Raymond tossed his sixth butt to the ground. “Thank you. The county will reimburse your expenses.”
“No charge. I don’t take money for those I cannot heal.”
He left Madame on the porch as he stepped through the door. Adele Hebert lay beneath three colorful quilts. Cleansed of blood, her face was angular and pale. Her long hair, now dry, fanned about her head like a dark aura. She looked dead, like a figure in one of the church windows. He crossed himself without thinking, a habit from a past life.
“She is breathing but just barely.” Madame touched his arm. “There is great tragedy in this woman, Raymond. Don’t let it slip from her to you.” Her touch increased to a squeeze. “You carry enough tragedy of your own,
cher
. Whether you deserve it or not.”
Raymond felt his breath catch. No one else in town would dare to speak to him like that. He gathered Adele Hebert in his arms, tucking the quilts around her. “I’ll return these.”

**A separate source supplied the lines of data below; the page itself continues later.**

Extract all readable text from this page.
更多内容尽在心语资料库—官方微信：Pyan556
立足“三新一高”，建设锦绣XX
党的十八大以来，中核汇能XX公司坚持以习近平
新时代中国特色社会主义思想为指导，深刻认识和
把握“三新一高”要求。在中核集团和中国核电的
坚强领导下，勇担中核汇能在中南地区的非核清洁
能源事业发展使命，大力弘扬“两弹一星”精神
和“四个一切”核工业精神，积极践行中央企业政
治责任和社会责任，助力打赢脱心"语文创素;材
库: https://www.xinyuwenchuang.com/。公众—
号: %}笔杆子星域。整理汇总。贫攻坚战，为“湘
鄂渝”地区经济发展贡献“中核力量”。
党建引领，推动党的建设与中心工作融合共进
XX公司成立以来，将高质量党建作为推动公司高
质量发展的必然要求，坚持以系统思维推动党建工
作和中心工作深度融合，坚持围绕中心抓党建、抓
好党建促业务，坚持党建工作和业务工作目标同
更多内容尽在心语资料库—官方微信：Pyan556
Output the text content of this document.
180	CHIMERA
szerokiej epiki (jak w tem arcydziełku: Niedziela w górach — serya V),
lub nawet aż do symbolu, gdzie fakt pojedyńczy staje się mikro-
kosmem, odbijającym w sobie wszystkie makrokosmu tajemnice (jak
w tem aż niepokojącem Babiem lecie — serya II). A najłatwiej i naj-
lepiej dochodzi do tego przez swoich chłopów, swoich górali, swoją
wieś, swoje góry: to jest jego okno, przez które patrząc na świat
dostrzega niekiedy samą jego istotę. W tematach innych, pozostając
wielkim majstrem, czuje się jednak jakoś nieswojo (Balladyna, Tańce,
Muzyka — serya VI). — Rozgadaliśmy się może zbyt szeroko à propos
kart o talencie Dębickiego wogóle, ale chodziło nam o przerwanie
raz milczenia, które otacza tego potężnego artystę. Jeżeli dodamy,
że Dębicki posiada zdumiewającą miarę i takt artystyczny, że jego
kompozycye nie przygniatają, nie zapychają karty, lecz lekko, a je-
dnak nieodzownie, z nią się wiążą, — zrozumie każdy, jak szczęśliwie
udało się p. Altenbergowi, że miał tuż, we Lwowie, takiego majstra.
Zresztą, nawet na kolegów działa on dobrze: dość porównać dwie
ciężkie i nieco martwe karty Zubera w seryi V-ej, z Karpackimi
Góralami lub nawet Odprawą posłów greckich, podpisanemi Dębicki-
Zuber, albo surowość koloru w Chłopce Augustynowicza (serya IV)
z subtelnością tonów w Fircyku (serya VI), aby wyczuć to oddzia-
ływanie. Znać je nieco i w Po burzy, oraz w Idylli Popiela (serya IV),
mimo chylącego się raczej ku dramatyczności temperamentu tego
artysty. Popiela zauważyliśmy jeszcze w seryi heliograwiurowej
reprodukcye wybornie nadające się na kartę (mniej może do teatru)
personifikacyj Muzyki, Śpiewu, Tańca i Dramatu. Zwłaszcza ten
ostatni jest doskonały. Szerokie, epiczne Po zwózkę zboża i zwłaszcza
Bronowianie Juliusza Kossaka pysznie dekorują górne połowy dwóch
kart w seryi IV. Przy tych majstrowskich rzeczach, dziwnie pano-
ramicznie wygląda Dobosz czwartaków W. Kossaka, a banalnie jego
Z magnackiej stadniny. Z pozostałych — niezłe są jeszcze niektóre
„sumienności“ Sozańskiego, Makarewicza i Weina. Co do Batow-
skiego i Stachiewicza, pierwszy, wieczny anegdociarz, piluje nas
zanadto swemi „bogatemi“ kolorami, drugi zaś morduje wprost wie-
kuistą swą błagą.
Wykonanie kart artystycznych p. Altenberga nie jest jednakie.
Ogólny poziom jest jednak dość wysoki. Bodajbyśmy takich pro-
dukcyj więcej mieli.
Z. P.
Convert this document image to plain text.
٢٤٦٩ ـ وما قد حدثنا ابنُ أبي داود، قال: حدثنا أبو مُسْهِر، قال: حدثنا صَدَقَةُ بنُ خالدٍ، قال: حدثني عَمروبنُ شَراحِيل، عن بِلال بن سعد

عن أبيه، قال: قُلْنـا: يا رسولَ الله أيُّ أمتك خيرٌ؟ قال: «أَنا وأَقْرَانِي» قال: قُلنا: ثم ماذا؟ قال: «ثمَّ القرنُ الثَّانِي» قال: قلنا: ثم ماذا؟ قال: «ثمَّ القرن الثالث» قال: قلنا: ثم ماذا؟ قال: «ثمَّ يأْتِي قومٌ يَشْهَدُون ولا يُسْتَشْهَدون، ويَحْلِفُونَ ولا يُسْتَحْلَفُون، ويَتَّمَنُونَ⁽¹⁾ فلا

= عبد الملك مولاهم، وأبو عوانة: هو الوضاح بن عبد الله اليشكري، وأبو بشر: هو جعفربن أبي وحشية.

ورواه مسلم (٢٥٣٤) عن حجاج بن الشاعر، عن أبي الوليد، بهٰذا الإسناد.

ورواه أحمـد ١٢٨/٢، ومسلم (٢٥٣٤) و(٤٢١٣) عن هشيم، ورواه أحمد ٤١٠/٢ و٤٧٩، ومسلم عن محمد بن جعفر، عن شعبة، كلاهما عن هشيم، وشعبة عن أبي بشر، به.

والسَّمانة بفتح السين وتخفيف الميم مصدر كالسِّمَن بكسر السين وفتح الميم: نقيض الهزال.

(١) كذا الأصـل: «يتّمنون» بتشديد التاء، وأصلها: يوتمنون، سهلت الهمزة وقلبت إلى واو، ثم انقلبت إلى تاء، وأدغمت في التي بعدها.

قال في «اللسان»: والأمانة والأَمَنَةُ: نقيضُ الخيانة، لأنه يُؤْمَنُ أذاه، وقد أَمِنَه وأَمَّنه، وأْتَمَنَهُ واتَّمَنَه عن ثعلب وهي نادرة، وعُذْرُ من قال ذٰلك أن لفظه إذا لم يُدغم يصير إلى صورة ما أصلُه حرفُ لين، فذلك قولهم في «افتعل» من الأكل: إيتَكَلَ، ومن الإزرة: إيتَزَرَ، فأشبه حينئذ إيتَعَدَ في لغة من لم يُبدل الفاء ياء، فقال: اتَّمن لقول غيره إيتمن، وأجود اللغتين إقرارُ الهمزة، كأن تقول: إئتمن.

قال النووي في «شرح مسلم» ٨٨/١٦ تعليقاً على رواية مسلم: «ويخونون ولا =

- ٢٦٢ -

Madame nodded. She stood in the doorway, watching him maneuver the steep steps as he went back to the parish car. As he put Adele in the front seat beside him, he saw no need to replace the handcuffs. She was beyond slumber, almost in a trance. When he looked up, he saw that Madame had begun to light a series of candles. She was cleansing her home of evil. Despite his lack of belief, he felt a chill trace along his spine.

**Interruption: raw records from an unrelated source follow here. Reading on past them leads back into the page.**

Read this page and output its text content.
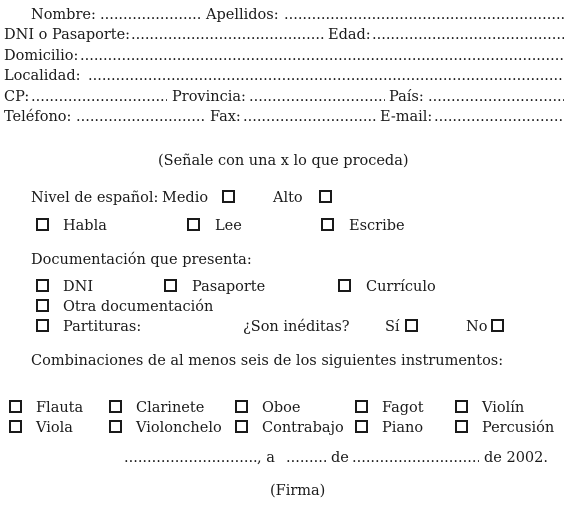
Nombre: .....	Apellidos:
.....
DNI o Pasaporte: .....	Edad:
.....
Domicilio:
.....
Localidad:
.....
CP: .....	Provincia: .....	País:
.....
Teléfono: .....	Fax: .....	E-mail:
.....
(Señale con una x lo que proceda)
Nivel de español: Medio	Alto
Habla	Lee	Escribe
Documentación que presenta:
DNI	Pasaporte	Currículo
Otra documentación
Partituras:	¿Son inéditas? Sí	No
Combinaciones de al menos seis de los siguientes instrumentos:
Flauta	Clarinete	Oboe	Fagot	Violín
Viola	Violonchelo	Contrabajo	Piano	Percusión
.....
, a .....	de .....	de 2002.
(Firma)
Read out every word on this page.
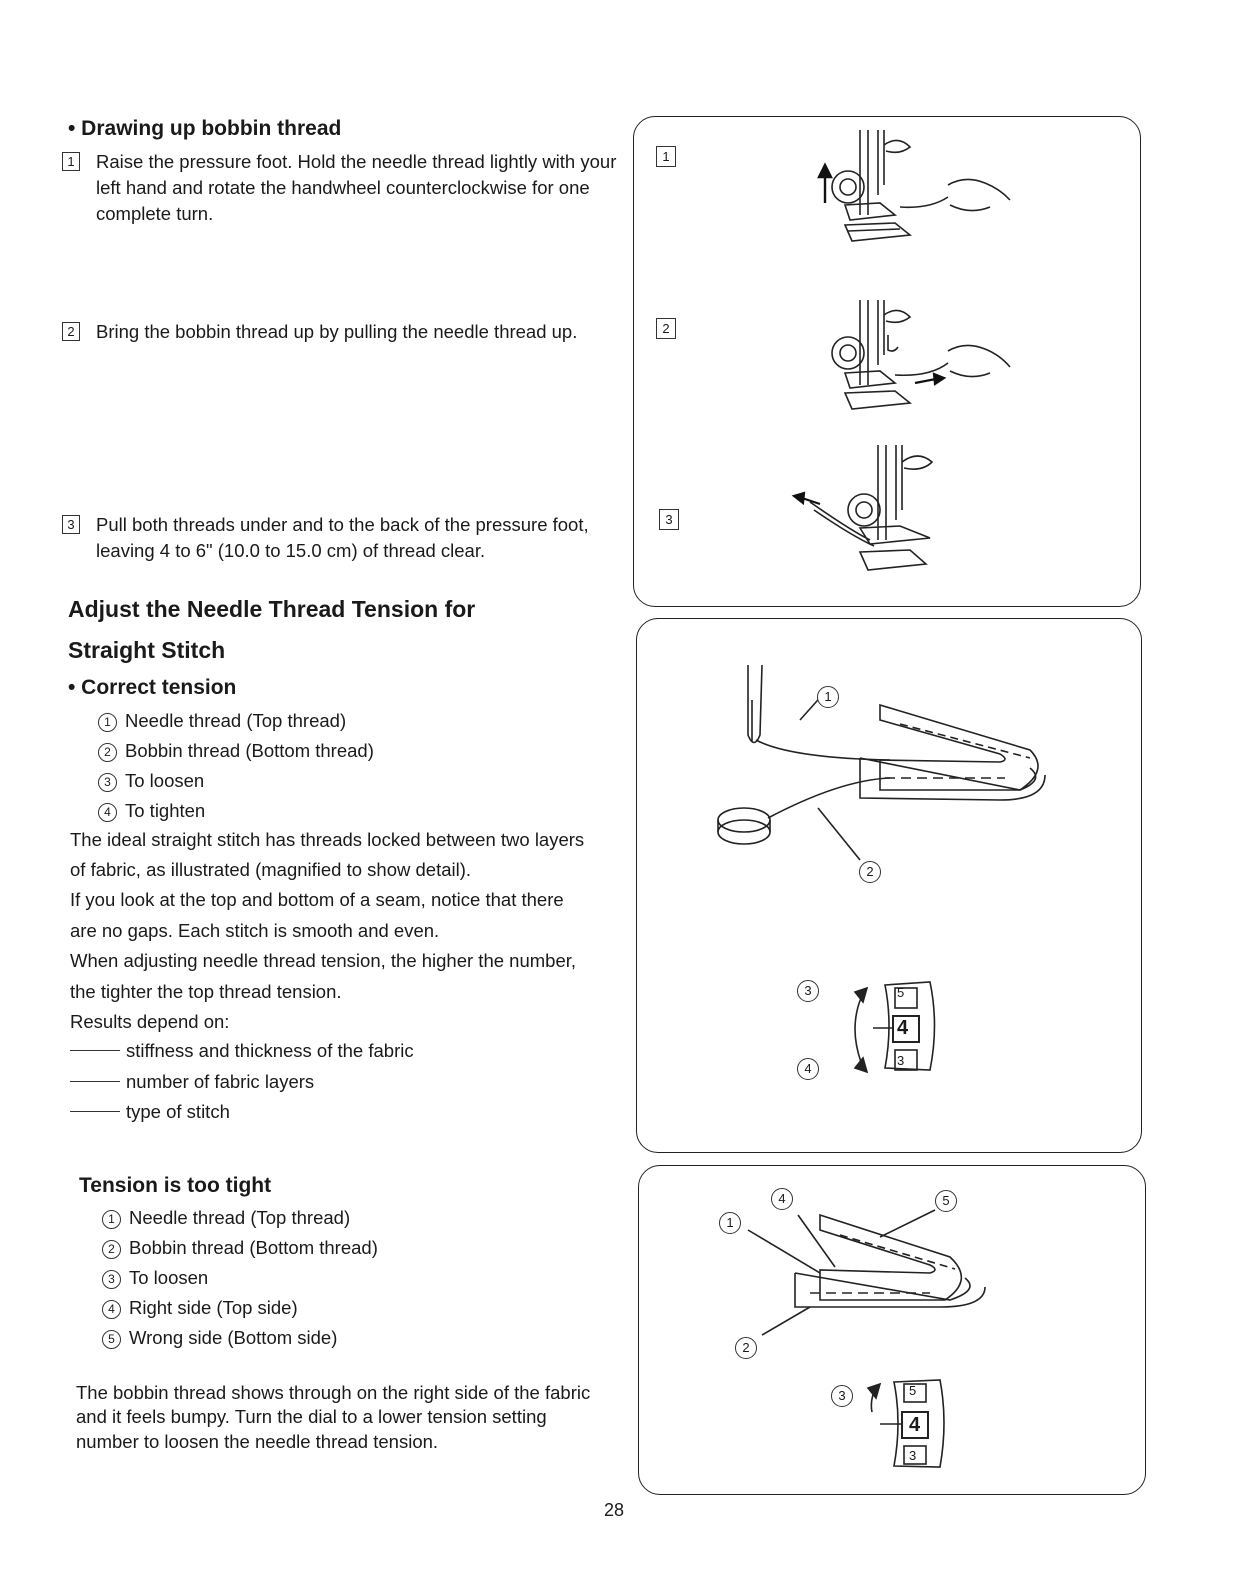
• Drawing up bobbin thread
1 Raise the pressure foot. Hold the needle thread lightly with your left hand and rotate the handwheel counterclockwise for one complete turn.
2 Bring the bobbin thread up by pulling the needle thread up.
3 Pull both threads under and to the back of the pressure foot, leaving 4 to 6" (10.0 to 15.0 cm) of thread clear.
Adjust the Needle Thread Tension for
Straight Stitch
• Correct tension
1 Needle thread (Top thread)
2 Bobbin thread (Bottom thread)
3 To loosen
4 To tighten
The ideal straight stitch has threads locked between two layers
of fabric, as illustrated (magnified to show detail).
If you look at the top and bottom of a seam, notice that there
are no gaps. Each stitch is smooth and even.
When adjusting needle thread tension, the higher the number,
the tighter the top thread tension.
Results depend on:
stiffness and thickness of the fabric
number of fabric layers
type of stitch
Tension is too tight
1 Needle thread (Top thread)
2 Bobbin thread (Bottom thread)
3 To loosen
4 Right side (Top side)
5 Wrong side (Bottom side)
The bobbin thread shows through on the right side of the fabric
and it feels bumpy. Turn the dial to a lower tension setting
number to loosen the needle thread tension.
28
1
2
3
1
2
3
4
5
4
3
1
2
4	5
3	5
4
3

The study was crammed with books, most of them leather-bound. For the past ten years, they’d been Father Michael Finley’s closest friends, his comfort in the wilderness. A musty odor of mildew rose from them, and Michael made a mental note to have Colista clean them again when drier weather set in. Humidity left unchecked would ruin them, and some were old and valuable.
He hurried, barefoot and in his underwear, across the colorful rug to answer the ringing telephone. Dawn had not yet broken, and the demanding peals of the phone could mean only one thing—death had come calling. Few people in Iberia Parish could afford the convenience of a telephone. He’d justified the luxury by pointing out that his services were often in immediate demand. There were times that he regretted his superiors’ decision to honor his request.
“Hello,” he said.
“It’s Raymond Thibodeaux. Something bad’s happened, and I need you to go out to the Bastion plantation as fast as you can.”

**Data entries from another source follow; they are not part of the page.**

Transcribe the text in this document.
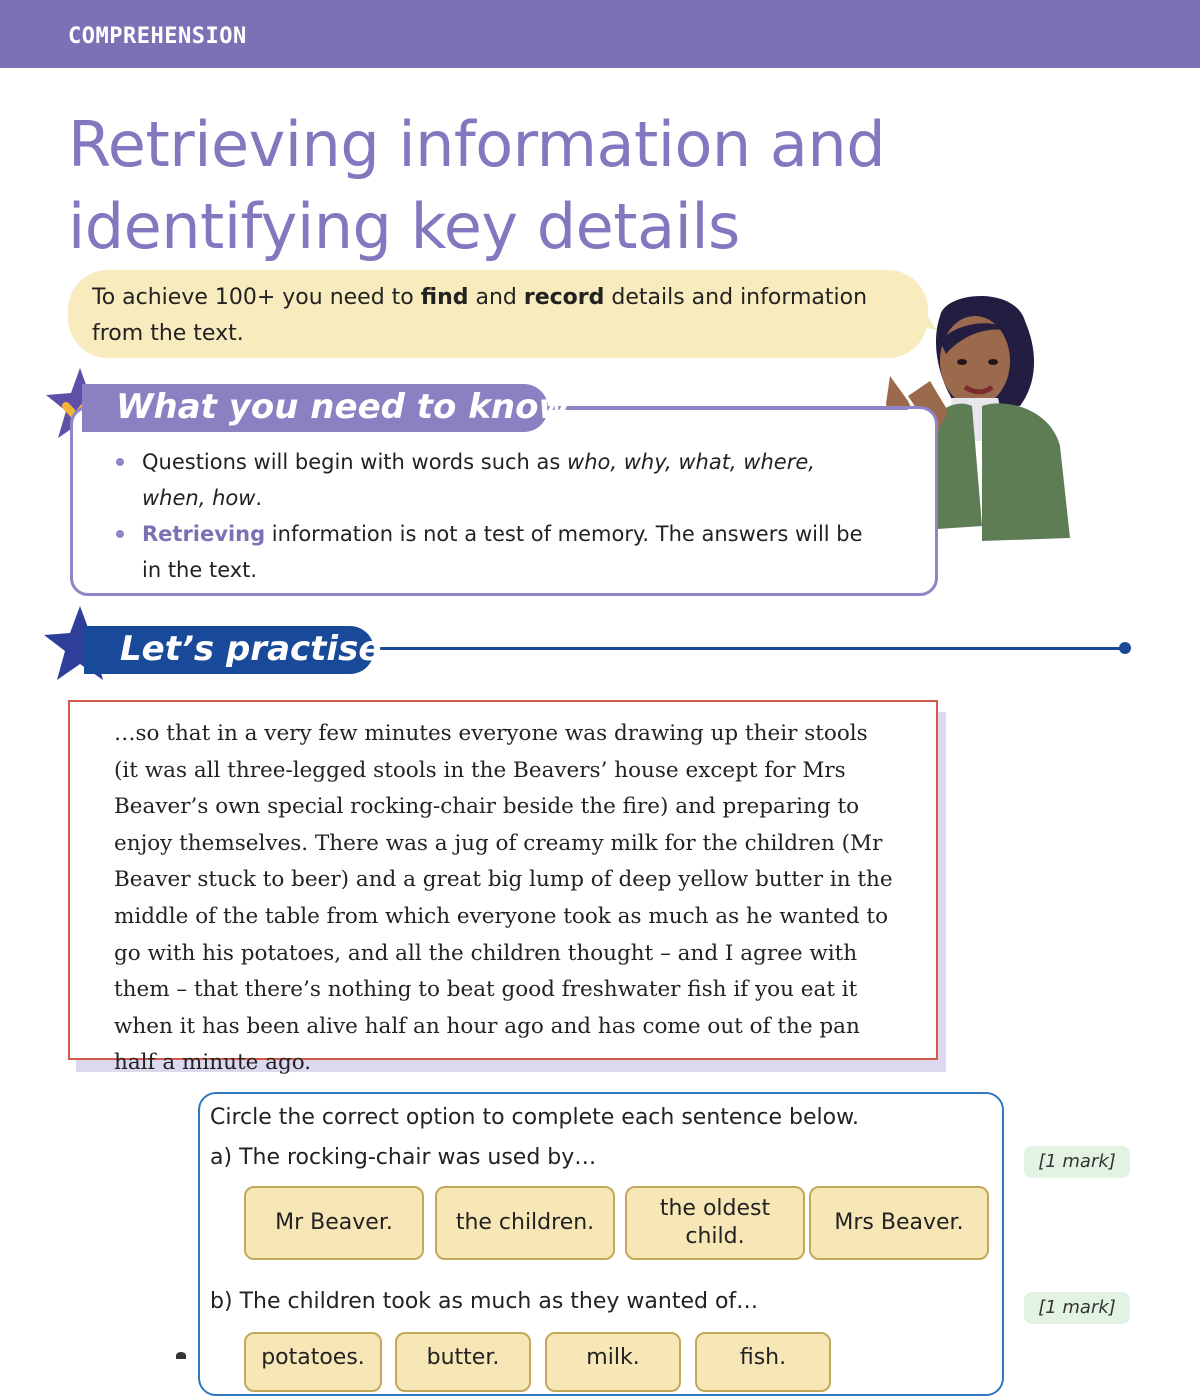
COMPREHENSION
Retrieving information and
identifying key details
To achieve 100+ you need to find and record details and information from the text.
What you need to know
Questions will begin with words such as who, why, what, where, when, how.
Retrieving information is not a test of memory. The answers will be in the text.
Let’s practise
…so that in a very few minutes everyone was drawing up their stools (it was all three-legged stools in the Beavers’ house except for Mrs Beaver’s own special rocking-chair beside the fire) and preparing to enjoy themselves. There was a jug of creamy milk for the children (Mr Beaver stuck to beer) and a great big lump of deep yellow butter in the middle of the table from which everyone took as much as he wanted to go with his potatoes, and all the children thought – and I agree with them – that there’s nothing to beat good freshwater fish if you eat it when it has been alive half an hour ago and has come out of the pan half a minute ago.
Circle the correct option to complete each sentence below.
a) The rocking-chair was used by…	[1 mark]
Mr Beaver.	the children.
the oldest child.
Mrs Beaver.
b) The children took as much as they wanted of…	[1 mark]
potatoes.	butter.	milk.	fish.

Michael hesitated. Raymond had not used his title, but there was no doubt he spoke with the authority of the law. Of all the people he’d expected when he picked up the phone, it wasn’t Raymond. A dark cloud hung over the deputy. The scent of death clung to his hair and clothes and in his dark eyes Michael saw torment. Even now, months after Raymond had returned home, stories circulated how he’d been one of the army’s most efficient killing machines, a loner shifting through the war zone like a vengeful ghost. Or a man who wanted to die.
“Father, did you hear what I said?” Raymond didn’t hide his impatience.
Michael gathered his thoughts. “What’s happened?”
“Henri was murdered last night out by Beaver Creek.”
Foreboding touched Michael’s heart. Something bad had indeed happened. Raymond Thibodeaux rode the vanguard of tragedy yet again. It seemed God cursed him. “Do you know who killed him?” he asked quietly.